The neurasthenic is not infrequently a confirmed obsessive, with all the faulty mental habits of this temperament. If he cannot make up his mind it is not because he is tired, but because this is his natural mental trend. If he drums, twitches, and walks the floor, these movements are not always due to exhaustion, but are habits peculiar to the temperament, habits well worth an effort to eliminate while in health, since they doubtless, through precluding bodily repose, contribute their mite toward the very exhaustion of which they are supposed to be the result. If he cannot sleep it is not simply because he is tired, but because he is so constituted that he cannot bring himself to let go his hold on consciousness until he has straightened out his tangles. If, in addition, one has the hypochondriacal tendency, he may worry himself into complete wakefulness by the thought that he has already irreparably injured himself by missing something of the mystic number, eight or nine, or whatever he may deem the number of hours' sleep essential to health.
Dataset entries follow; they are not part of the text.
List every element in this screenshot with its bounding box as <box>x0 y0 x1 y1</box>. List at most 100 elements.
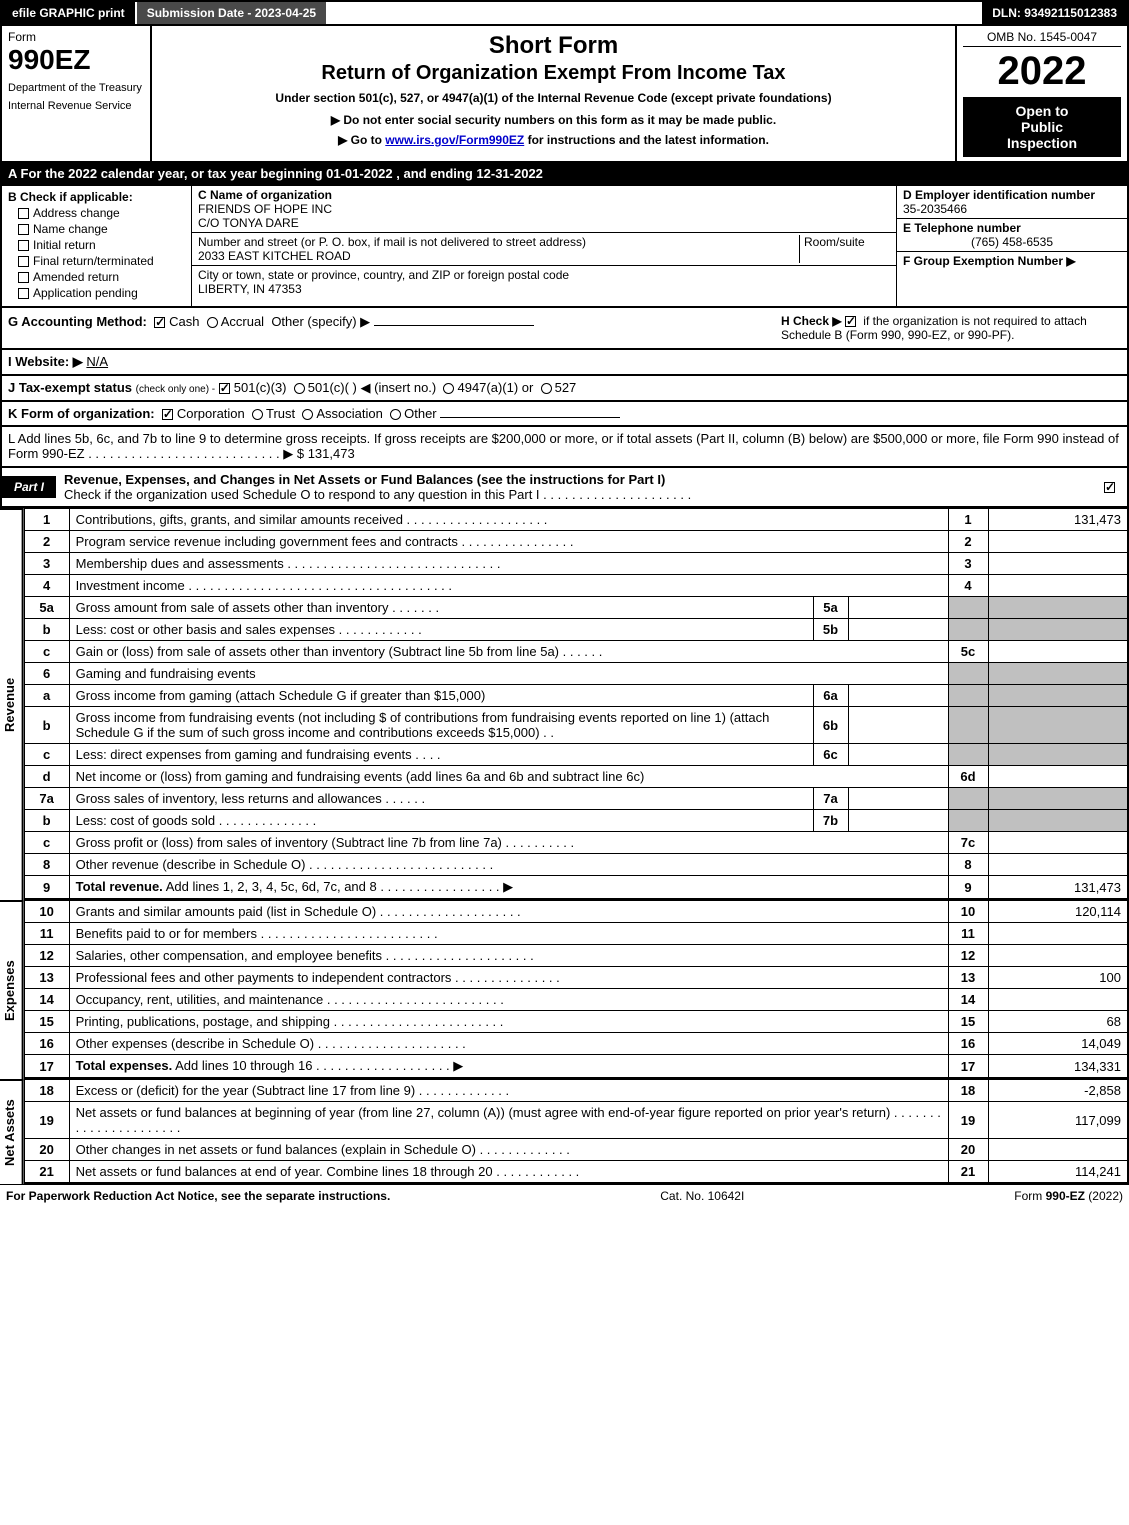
header-left: Form 990EZ Department of the Treasury In… <box>2 26 152 161</box>
check-corporation[interactable] <box>162 409 173 420</box>
sub-line-number: 6a <box>813 685 848 707</box>
amount-value <box>988 923 1128 945</box>
line-desc: Total expenses. Add lines 10 through 16 … <box>69 1055 948 1079</box>
expenses-vlabel: Expenses <box>0 900 24 1079</box>
line-number: 10 <box>24 901 69 923</box>
line-desc: Membership dues and assessments . . . . … <box>69 553 948 575</box>
h-check: H Check ▶ if the organization is not req… <box>781 314 1121 342</box>
line-number: 17 <box>24 1055 69 1079</box>
c-label: C Name of organization <box>198 188 332 202</box>
part-i-check[interactable] <box>1104 480 1127 494</box>
irs-link[interactable]: www.irs.gov/Form990EZ <box>385 133 524 147</box>
d-label: D Employer identification number <box>903 188 1095 202</box>
table-row: bLess: cost of goods sold . . . . . . . … <box>24 810 1128 832</box>
j-label: J Tax-exempt status <box>8 380 132 395</box>
line-desc: Other revenue (describe in Schedule O) .… <box>69 854 948 876</box>
line-number: 3 <box>24 553 69 575</box>
amount-shade <box>988 685 1128 707</box>
insert-no: ◀ (insert no.) <box>361 380 437 395</box>
other-label: Other (specify) ▶ <box>271 314 370 329</box>
line-desc: Net income or (loss) from gaming and fun… <box>69 766 948 788</box>
net-assets-vlabel: Net Assets <box>0 1079 24 1184</box>
check-501c3[interactable] <box>219 383 230 394</box>
line-number: a <box>24 685 69 707</box>
table-row: 10Grants and similar amounts paid (list … <box>24 901 1128 923</box>
c-addr-row: Number and street (or P. O. box, if mail… <box>192 233 896 266</box>
line-desc: Less: cost of goods sold . . . . . . . .… <box>69 810 813 832</box>
table-row: 13Professional fees and other payments t… <box>24 967 1128 989</box>
goto-notice: ▶ Go to www.irs.gov/Form990EZ for instru… <box>162 133 945 147</box>
line-desc: Investment income . . . . . . . . . . . … <box>69 575 948 597</box>
line-number: 12 <box>24 945 69 967</box>
right-line-number: 11 <box>948 923 988 945</box>
table-row: 8Other revenue (describe in Schedule O) … <box>24 854 1128 876</box>
part-i-tag: Part I <box>2 476 56 498</box>
b-lead: B Check if applicable: <box>8 190 185 204</box>
check-amended-return[interactable]: Amended return <box>18 270 185 284</box>
amount-value: 131,473 <box>988 509 1128 531</box>
line-desc: Total revenue. Add lines 1, 2, 3, 4, 5c,… <box>69 876 948 900</box>
table-row: 19Net assets or fund balances at beginni… <box>24 1102 1128 1139</box>
check-final-return[interactable]: Final return/terminated <box>18 254 185 268</box>
right-line-number: 15 <box>948 1011 988 1033</box>
radio-4947[interactable] <box>443 383 454 394</box>
open1: Open to <box>967 103 1117 119</box>
radio-501c[interactable] <box>294 383 305 394</box>
right-line-number: 20 <box>948 1139 988 1161</box>
website-value: N/A <box>86 354 108 369</box>
check-address-change[interactable]: Address change <box>18 206 185 220</box>
check-initial-return[interactable]: Initial return <box>18 238 185 252</box>
line-number: 16 <box>24 1033 69 1055</box>
right-line-number: 8 <box>948 854 988 876</box>
table-row: 12Salaries, other compensation, and empl… <box>24 945 1128 967</box>
right-num-shade <box>948 788 988 810</box>
line-number: b <box>24 619 69 641</box>
efile-print-button[interactable]: efile GRAPHIC print <box>2 2 137 24</box>
check-name-change[interactable]: Name change <box>18 222 185 236</box>
header-mid: Short Form Return of Organization Exempt… <box>152 26 957 161</box>
title-return: Return of Organization Exempt From Incom… <box>162 62 945 85</box>
table-row: 6Gaming and fundraising events <box>24 663 1128 685</box>
line-number: 8 <box>24 854 69 876</box>
table-row: 7aGross sales of inventory, less returns… <box>24 788 1128 810</box>
under-section: Under section 501(c), 527, or 4947(a)(1)… <box>162 91 945 105</box>
opt-other: Other <box>404 406 437 421</box>
dept-irs: Internal Revenue Service <box>8 100 144 112</box>
amount-shade <box>988 663 1128 685</box>
top-bar: efile GRAPHIC print Submission Date - 20… <box>0 0 1129 26</box>
check-schedule-b[interactable] <box>845 316 856 327</box>
g-accounting: G Accounting Method: Cash Accrual Other … <box>8 314 773 342</box>
k-label: K Form of organization: <box>8 406 155 421</box>
l-dots: . . . . . . . . . . . . . . . . . . . . … <box>88 446 308 461</box>
amount-shade <box>988 788 1128 810</box>
table-row: 3Membership dues and assessments . . . .… <box>24 553 1128 575</box>
row-a-tax-year: A For the 2022 calendar year, or tax yea… <box>0 163 1129 186</box>
amount-value <box>988 832 1128 854</box>
radio-accrual[interactable] <box>207 317 218 328</box>
right-line-number: 18 <box>948 1080 988 1102</box>
opt-assoc: Association <box>316 406 382 421</box>
check-application-pending[interactable]: Application pending <box>18 286 185 300</box>
sub-value <box>848 744 948 766</box>
right-line-number: 13 <box>948 967 988 989</box>
i-label: I Website: ▶ <box>8 354 83 369</box>
amount-value: -2,858 <box>988 1080 1128 1102</box>
radio-association[interactable] <box>302 409 313 420</box>
right-line-number: 21 <box>948 1161 988 1184</box>
sub-value <box>848 810 948 832</box>
city-value: LIBERTY, IN 47353 <box>198 282 302 296</box>
radio-other-org[interactable] <box>390 409 401 420</box>
line-j-tax-exempt: J Tax-exempt status (check only one) - 5… <box>0 376 1129 402</box>
amount-value <box>988 854 1128 876</box>
table-row: 16Other expenses (describe in Schedule O… <box>24 1033 1128 1055</box>
amount-value: 117,099 <box>988 1102 1128 1139</box>
goto-pre: ▶ Go to <box>338 133 385 147</box>
line-number: 2 <box>24 531 69 553</box>
care-of: C/O TONYA DARE <box>198 216 299 230</box>
radio-527[interactable] <box>541 383 552 394</box>
radio-trust[interactable] <box>252 409 263 420</box>
right-num-shade <box>948 810 988 832</box>
check-cash[interactable] <box>154 317 165 328</box>
line-number: 14 <box>24 989 69 1011</box>
line-number: c <box>24 744 69 766</box>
It is important that the overwrought business or professional man realize the importance of undertaking no more than he can accomplish without fret and worry; the importance of taking proper vacations before he is tired out; the importance of learning to divert his mind, while he can still do so, into channels other than those connected with his business; above all, the importance of cultivating the faculty of relaxing, and of dismissing doubts, indecisions and fears. He must cultivate what my colleague Dr. Paul succinctly terms "the art of living with yourself as you are." If he would "last out" he must learn to proceed with single mind upon whatever work he undertakes, and with equal singleness of mind apply himself, out of hours, to other occupation or diversion, preferably in the open air. For the most effective work, as well as for peace of mind, it is essential that every thought of one's office be shut out by other interests when there is no actual business requiring attention. Mental relaxation is materially hampered by such persistent thoughts of one's place of business as those cited by Dr. Knapp:
"A striking instance of the sort was related to me by a friend remarkably free from any psychopathic taint. It often happens that he does scientific work in the evening at the Agassiz Museum. When he leaves for the night he puts out the gas and then stands and counts slowly up to a given number until his eyes are used to the darkness, in order that he may detect any spark of fire that may have started while he was at work. This is his invariable custom, but it sometimes happens that when he goes back home so strong a feeling of doubt comes over him lest he may that once have omitted to do this, that he is uncomfortable until he returns to the museum to make sure."
Among the predisposing causes for nervous breakdown none is more potent than the inability of the obsessive to adapt himself to change of plan, and to reconcile himself to criticism, opposition, and the various annoyances incident to his occupation.